Es que a veces se confunden estas prácticas de visualización con una falta de fe o de confianza en el plan divino. ¡Y nada que ver! Yo creo firmemente que Dios nos da libre albedrío, nos da la capacidad de soñar y de trabajar por esos sueños. Él nos guía, nos apoya, pero también espera que pongamos de nuestra parte. ¡Es un trabajo en equipo!
Así que me puse a pensar y llegué a la conclusión de que manifestar no es ir en contra de Dios, sino más bien colaborar con Él. Es como decirle: "Dios mío, estos son mis anhelos, mis sueños. Dame la fuerza, la sabiduría y las oportunidades para alcanzarlos. Yo pongo el esfuerzo, tú pones la guía".

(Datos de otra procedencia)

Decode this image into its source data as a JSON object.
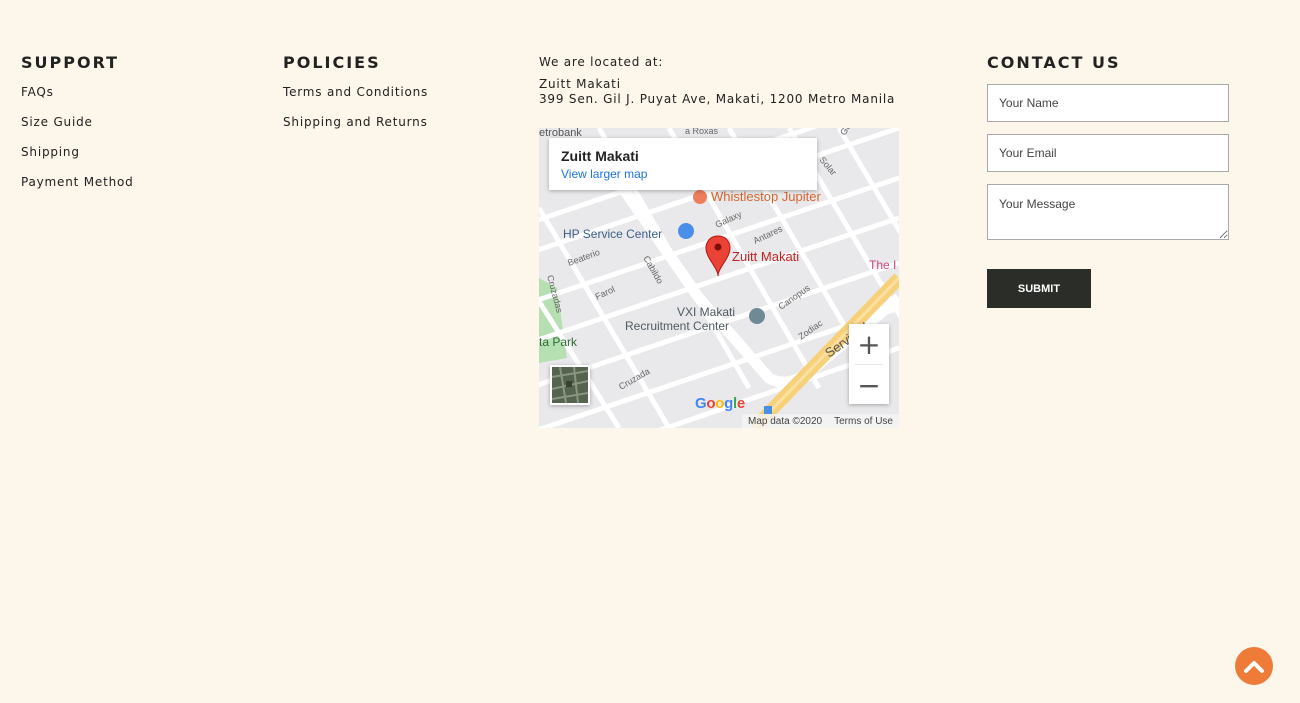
{
  "support": {
    "title": "SUPPORT",
    "links": [
      "FAQs",
      "Size Guide",
      "Shipping",
      "Payment Method"
    ]
  },
  "policies": {
    "title": "POLICIES",
    "links": [
      "Terms and Conditions",
      "Shipping and Returns"
    ]
  },
  "location": {
    "label": "We are located at:",
    "name": "Zuitt Makati",
    "address": "399 Sen. Gil J. Puyat Ave, Makati, 1200 Metro Manila"
  },
  "map": {
    "card_title": "Zuitt Makati",
    "card_link": "View larger map",
    "pin_label": "Zuitt Makati",
    "pois": [
      "Whistlestop Jupiter",
      "HP Service Center",
      "VXI Makati",
      "Recruitment Center",
      "ta Park",
      "The I",
      "etrobank"
    ],
    "streets": [
      "Galaxy",
      "Antares",
      "Beaterio",
      "Cabildo",
      "Cruzadas",
      "Farol",
      "Canopus",
      "Zodiac",
      "Servi Rd",
      "Cruzada",
      "Solar",
      "a Roxas",
      "Ga"
    ],
    "attribution": "Map data ©2020",
    "terms": "Terms of Use",
    "logo": "Google",
    "zoom_in": "+",
    "zoom_out": "−"
  },
  "contact": {
    "title": "CONTACT US",
    "name_placeholder": "Your Name",
    "email_placeholder": "Your Email",
    "message_placeholder": "Your Message",
    "submit_label": "SUBMIT"
  },
  "colors": {
    "background": "#fdf6ea",
    "submit_bg": "#2b2d28",
    "scroll_top_bg": "#ef7b39",
    "map_pin": "#ea4335",
    "map_link": "#1a73e8"
  }
}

Y para reforzar esta idea, agregué una cita bíblica a mi Vision Board: Mateo 6:33. Este versículo nos dice: 'Más bien, busquen primeramente el reino de Dios y su justicia, y todas estas cosas les serán añadidas.' Entonces quiero todo con Dios para que así, todo sea añadido jaja.
Este versículo me recuerda que lo más importante es mantener mi conexión con Dios, cultivar mi fe y vivir de acuerdo a sus principios. Si hago esto, si pongo a Dios en primer lugar, entonces puedo confiar en que Él me ayudará a alcanzar mis metas y a vivir una vida plena y feliz.
Así que, amigos, las invito a que se animen a crear su propio Vision Board. ¡Es una experiencia súper poderosa! No tengan miedo de soñar en grande, de visualizar sus deseos. Recuerden que Dios nos da la capacidad de crear nuestra realidad, de construir un futuro lleno de amor, de alegría y de prosperidad.
Y sobre todo, recuerden que la clave está en el equilibrio. En confiar en Dios, en poner de nuestra parte y en disfrutar del camino. ¡A manifestar se ha dicho! ¡Y que se cumplan todos nuestros sueños!